Well, my gut speaks a different language. Logic sometimes helps. Here it is key. Beware of those who conflate universal coverage and single-payer universal coverage.

The argument on efficiency regarding universal coverage on health insurance - single payer being just one flavor - must be conducted without hard historical data, since US models for universal coverage don't exist and few are willing to accept the developed world's other universal systems as models, and boils down to removing the obvious inefficiencies of private, lightly regulated, government incentivized approaches. We have met the enemy and its for-profit, cherry-picked health insurance that leads to good things (profits, mostly) for insurers and bad things for sick people and well-people who will be sick because of no preventative car. Profits are a tax and so are administrative and advertising costs of private insurance. They add nothing to efficiency or effectiveness.

As long as insurance companies can choose their customers or refuse payment for certain common conditions we will have an inefficient health care system because that's the nature of the beast. Exclusion, cherry-picking, and payment refusal means uninsured citizens. Full stop (to pick up McMegan's schtick). And the evidence is already there. Our costs are between 50 and 100% higher today, even with exclusionary policies.

I don't need to humor McMegan since she's not in my social circle, and so I can say what I believe to be true: she's really not a very nice person when she believes that there is no right to health coverage for preventative and reparative medicine. Can she point to something in our founding documents that indicates her prejudices are correct? On the contrary, the Declaration and Constitution are there to read and they fully contemplate common action to improve citizen welfare.

Things come to mind that are examples of 'rights' that our founders thought were the reasons for instituting governments: life, liberty and the pursuit of happiness. Good health and means to regain it through medicine is directly the object of government that seeks to promote 'the general welfare'.

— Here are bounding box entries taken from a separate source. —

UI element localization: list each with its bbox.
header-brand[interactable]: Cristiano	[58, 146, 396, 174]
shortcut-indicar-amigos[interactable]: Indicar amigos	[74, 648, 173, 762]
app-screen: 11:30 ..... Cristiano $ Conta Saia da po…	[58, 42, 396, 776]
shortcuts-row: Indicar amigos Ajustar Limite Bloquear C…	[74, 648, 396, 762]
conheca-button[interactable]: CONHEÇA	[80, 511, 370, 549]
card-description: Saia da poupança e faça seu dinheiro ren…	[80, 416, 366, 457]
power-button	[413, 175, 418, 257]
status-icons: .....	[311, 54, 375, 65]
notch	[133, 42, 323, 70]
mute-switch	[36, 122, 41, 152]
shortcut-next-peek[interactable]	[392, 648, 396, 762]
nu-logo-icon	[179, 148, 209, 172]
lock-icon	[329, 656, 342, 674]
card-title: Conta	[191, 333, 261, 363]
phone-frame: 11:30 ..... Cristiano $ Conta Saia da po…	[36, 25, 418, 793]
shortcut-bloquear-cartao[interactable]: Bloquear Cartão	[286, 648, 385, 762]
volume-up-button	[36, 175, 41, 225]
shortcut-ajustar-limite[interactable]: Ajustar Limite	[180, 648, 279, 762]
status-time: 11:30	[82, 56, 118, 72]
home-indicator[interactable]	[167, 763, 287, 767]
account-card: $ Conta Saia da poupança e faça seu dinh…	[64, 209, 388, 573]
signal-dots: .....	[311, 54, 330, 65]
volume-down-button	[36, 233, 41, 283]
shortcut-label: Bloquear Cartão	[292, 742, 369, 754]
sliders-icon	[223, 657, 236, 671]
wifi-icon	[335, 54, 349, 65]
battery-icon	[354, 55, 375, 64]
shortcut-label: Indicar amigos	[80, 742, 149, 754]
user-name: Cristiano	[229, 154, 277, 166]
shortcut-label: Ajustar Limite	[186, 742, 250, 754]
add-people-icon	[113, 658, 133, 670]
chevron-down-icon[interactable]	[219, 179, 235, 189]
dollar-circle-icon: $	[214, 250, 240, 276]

I don't feel that the libertarian premise that individual action is inherently superior in most contexts is consistent with a contemporary reading of the purposes of government, and I won't grant that premise, and argue on her grounds, which I view as stunted moral thinking and dishonest policy argumentation.

Posted by: JimPortlandOR on August 29, 2007 12:14 PM

I know what you mean, Jim. But I think it's worth pointing out that granting libertarians everything they assume highlights the radical nature of their philosophy.

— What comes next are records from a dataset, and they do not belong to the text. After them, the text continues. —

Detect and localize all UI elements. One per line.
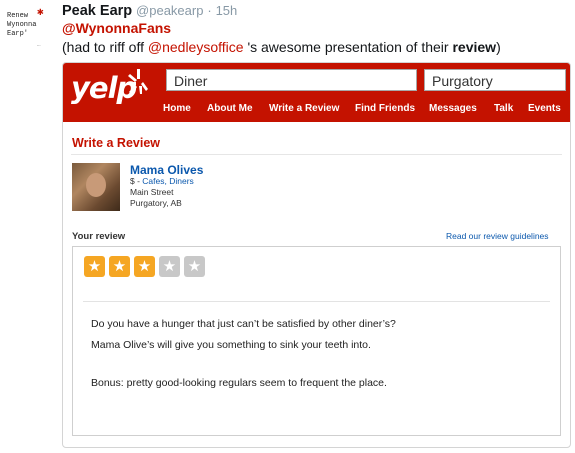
- avatar-text-line: Wynonna: [7, 21, 37, 29]
- business-photo[interactable]: [72, 163, 120, 211]
- review-text-line: Bonus: pretty good-looking regulars seem…: [91, 377, 387, 389]
- review-text-line: Do you have a hunger that just can’t be …: [91, 318, 396, 330]
- business-address-city: Purgatory, AB: [130, 198, 182, 208]
- yelp-burst-icon: [127, 69, 148, 94]
- tweet-author-name[interactable]: Peak Earp: [62, 3, 132, 19]
- tweet-mention[interactable]: @nedleysoffice: [148, 39, 244, 55]
- business-photo-face: [86, 173, 106, 197]
- tweet-text-suffix: ): [496, 39, 501, 55]
- page-title: Write a Review: [72, 136, 161, 150]
- tweet-text-bold: review: [452, 39, 497, 55]
- nav-about-me[interactable]: About Me: [207, 103, 253, 114]
- avatar-text-line: Renew: [7, 12, 29, 20]
- nav-events[interactable]: Events: [528, 103, 561, 114]
- review-guidelines-link[interactable]: Read our review guidelines: [446, 231, 549, 241]
- yelp-header-bar: yelp Diner Purgatory Home About Me Write…: [63, 63, 570, 122]
- tweet-header: Peak Earp @peakearp · 15h: [62, 1, 237, 20]
- search-near-input[interactable]: Purgatory: [424, 69, 566, 91]
- rating-star-icon[interactable]: ★: [159, 256, 180, 277]
- dots-icon: …: [37, 41, 41, 48]
- tweet-text-middle: 's awesome presentation of their: [243, 39, 453, 55]
- tweet-separator: ·: [207, 3, 212, 18]
- business-address-street: Main Street: [130, 187, 174, 197]
- rating-star-icon[interactable]: ★: [109, 256, 130, 277]
- avatar[interactable]: Renew Wynonna Earp' ✱ …: [5, 4, 49, 48]
- rating-star-icon[interactable]: ★: [84, 256, 105, 277]
- nav-talk[interactable]: Talk: [494, 103, 513, 114]
- search-find-input[interactable]: Diner: [166, 69, 417, 91]
- tweet-image-card[interactable]: yelp Diner Purgatory Home About Me Write…: [62, 62, 571, 448]
- tweet-author-handle[interactable]: @peakearp: [136, 3, 203, 18]
- review-text-line: Mama Olive’s will give you something to …: [91, 339, 371, 351]
- nav-home[interactable]: Home: [163, 103, 191, 114]
- divider: [71, 154, 562, 155]
- business-name[interactable]: Mama Olives: [130, 163, 203, 177]
- nav-write-review[interactable]: Write a Review: [269, 103, 339, 114]
- divider: [83, 301, 550, 302]
- rating-star-icon[interactable]: ★: [134, 256, 155, 277]
- star-icon: ✱: [37, 7, 44, 19]
- tweet-text-prefix: (had to riff off: [62, 39, 148, 55]
- nav-find-friends[interactable]: Find Friends: [355, 103, 415, 114]
- review-text-area[interactable]: ★ ★ ★ ★ ★ Do you have a hunger that just can…: [72, 246, 561, 436]
- nav-messages[interactable]: Messages: [429, 103, 477, 114]
- business-categories: $ - Cafes, Diners: [130, 176, 194, 186]
- tweet-text: (had to riff off @nedleysoffice 's aweso…: [62, 38, 501, 56]
- your-review-label: Your review: [72, 231, 126, 242]
- tweet-timestamp[interactable]: 15h: [216, 3, 238, 18]
- reply-to-mention[interactable]: @WynonnaFans: [62, 19, 171, 37]
- avatar-text-line: Earp': [7, 30, 29, 38]
- business-category-links[interactable]: Cafes, Diners: [142, 176, 194, 186]
- rating-star-icon[interactable]: ★: [184, 256, 205, 277]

I try to take the gloves off, even when I know the people :)

Posted by: Brian on August 29, 2007 12:42 PM

I'm a little confused by Meagan's arguments, which seem to miss several points. Or maybe they're buried in there somewhere.

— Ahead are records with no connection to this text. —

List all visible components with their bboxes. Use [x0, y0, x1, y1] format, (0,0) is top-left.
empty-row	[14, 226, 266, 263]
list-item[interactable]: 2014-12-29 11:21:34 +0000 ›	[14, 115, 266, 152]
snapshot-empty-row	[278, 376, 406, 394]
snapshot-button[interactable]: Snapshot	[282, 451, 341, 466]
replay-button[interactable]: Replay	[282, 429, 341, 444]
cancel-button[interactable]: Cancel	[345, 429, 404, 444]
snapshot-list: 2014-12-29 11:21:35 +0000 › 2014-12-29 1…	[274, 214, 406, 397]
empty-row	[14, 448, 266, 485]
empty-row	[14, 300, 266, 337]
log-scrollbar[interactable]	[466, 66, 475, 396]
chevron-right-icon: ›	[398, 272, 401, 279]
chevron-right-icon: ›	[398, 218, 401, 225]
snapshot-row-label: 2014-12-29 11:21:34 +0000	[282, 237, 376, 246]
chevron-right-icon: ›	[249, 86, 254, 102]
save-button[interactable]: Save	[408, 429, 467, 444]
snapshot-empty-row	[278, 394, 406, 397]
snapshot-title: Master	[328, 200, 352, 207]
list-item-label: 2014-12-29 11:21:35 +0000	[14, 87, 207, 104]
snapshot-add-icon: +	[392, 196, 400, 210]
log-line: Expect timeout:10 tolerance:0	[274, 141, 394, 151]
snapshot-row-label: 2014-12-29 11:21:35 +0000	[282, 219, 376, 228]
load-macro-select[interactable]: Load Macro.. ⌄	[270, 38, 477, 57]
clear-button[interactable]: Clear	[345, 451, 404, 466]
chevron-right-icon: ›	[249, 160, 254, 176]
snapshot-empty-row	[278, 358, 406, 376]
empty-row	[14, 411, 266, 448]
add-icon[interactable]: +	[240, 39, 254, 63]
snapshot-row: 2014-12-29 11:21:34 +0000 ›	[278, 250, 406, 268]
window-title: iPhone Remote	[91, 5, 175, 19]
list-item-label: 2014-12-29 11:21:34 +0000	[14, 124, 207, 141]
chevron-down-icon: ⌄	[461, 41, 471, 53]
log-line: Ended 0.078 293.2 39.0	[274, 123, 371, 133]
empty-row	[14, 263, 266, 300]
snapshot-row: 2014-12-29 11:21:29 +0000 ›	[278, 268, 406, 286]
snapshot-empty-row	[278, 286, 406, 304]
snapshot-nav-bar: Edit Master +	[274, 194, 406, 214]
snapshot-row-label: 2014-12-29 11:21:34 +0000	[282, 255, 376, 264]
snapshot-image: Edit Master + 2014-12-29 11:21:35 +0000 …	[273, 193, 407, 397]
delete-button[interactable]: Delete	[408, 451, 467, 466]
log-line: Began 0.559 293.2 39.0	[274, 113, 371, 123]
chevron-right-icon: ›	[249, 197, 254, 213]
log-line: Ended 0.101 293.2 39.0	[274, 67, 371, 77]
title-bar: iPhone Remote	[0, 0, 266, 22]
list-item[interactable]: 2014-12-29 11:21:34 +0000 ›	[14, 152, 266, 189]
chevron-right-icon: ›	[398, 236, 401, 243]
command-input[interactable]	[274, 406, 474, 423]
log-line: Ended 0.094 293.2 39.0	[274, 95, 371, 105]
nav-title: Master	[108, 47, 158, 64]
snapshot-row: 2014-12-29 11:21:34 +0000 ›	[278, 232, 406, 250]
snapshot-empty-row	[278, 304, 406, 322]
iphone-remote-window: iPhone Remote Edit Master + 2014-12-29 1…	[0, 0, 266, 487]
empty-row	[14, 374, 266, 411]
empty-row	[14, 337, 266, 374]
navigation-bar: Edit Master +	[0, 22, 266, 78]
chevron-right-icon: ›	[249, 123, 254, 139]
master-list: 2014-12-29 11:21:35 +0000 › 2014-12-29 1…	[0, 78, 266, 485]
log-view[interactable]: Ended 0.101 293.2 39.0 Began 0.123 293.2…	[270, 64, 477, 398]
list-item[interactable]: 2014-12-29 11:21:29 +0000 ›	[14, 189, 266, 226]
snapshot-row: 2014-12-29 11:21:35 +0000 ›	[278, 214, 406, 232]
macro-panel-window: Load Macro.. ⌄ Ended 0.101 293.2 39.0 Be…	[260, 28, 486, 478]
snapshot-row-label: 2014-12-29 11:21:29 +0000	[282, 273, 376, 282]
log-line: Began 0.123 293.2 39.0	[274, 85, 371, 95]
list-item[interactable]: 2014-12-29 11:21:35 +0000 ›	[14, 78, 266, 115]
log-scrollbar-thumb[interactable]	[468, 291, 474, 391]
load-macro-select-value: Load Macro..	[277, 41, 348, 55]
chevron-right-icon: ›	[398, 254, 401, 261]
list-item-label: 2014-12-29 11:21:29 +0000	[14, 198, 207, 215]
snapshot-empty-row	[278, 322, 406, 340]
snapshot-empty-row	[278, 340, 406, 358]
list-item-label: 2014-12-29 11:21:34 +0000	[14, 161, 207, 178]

1.The single payer concept has little to do with universal health.

2. There will never be efficiency in U.S. healthcare, and all attempts to make it more efficient are driven by either greed or misguided regulation.

3. All attempts to make health care efficient will result in limiting access (logistically or otherwise) or cutting people out altogether.

4. The infrastructure of medicine in the U.S. has largely been gutted. To add 40 million people (many whom have suffered from "deferred maintenance") to the "rolls" cannot be supported by the system unless it is strengthened by the addition of physicians, nurses, hospitals (in some areas) etc.

5. Meagan says care should be provided if it was "promised." I would refer her to thousands of campaign speech by thousands of candidates - if that is the criteria she chooses to provide care.

6. Including Warren Buffet in her argument is aburd.

7. This issue has more to do with decency than libertarinism. I fear for a society whose values and priorities are so distorted.

Posted by: Jeff on August 29, 2007 11:05 PM

You're completely right Jeff. And Ezra has addressed a lot of these major problems with her posts at his place. My purpose was to show that, if you ignore the weaknesses that you point out (or grant them, or whatever) it shines light on an underlying idea that's pretty tortured.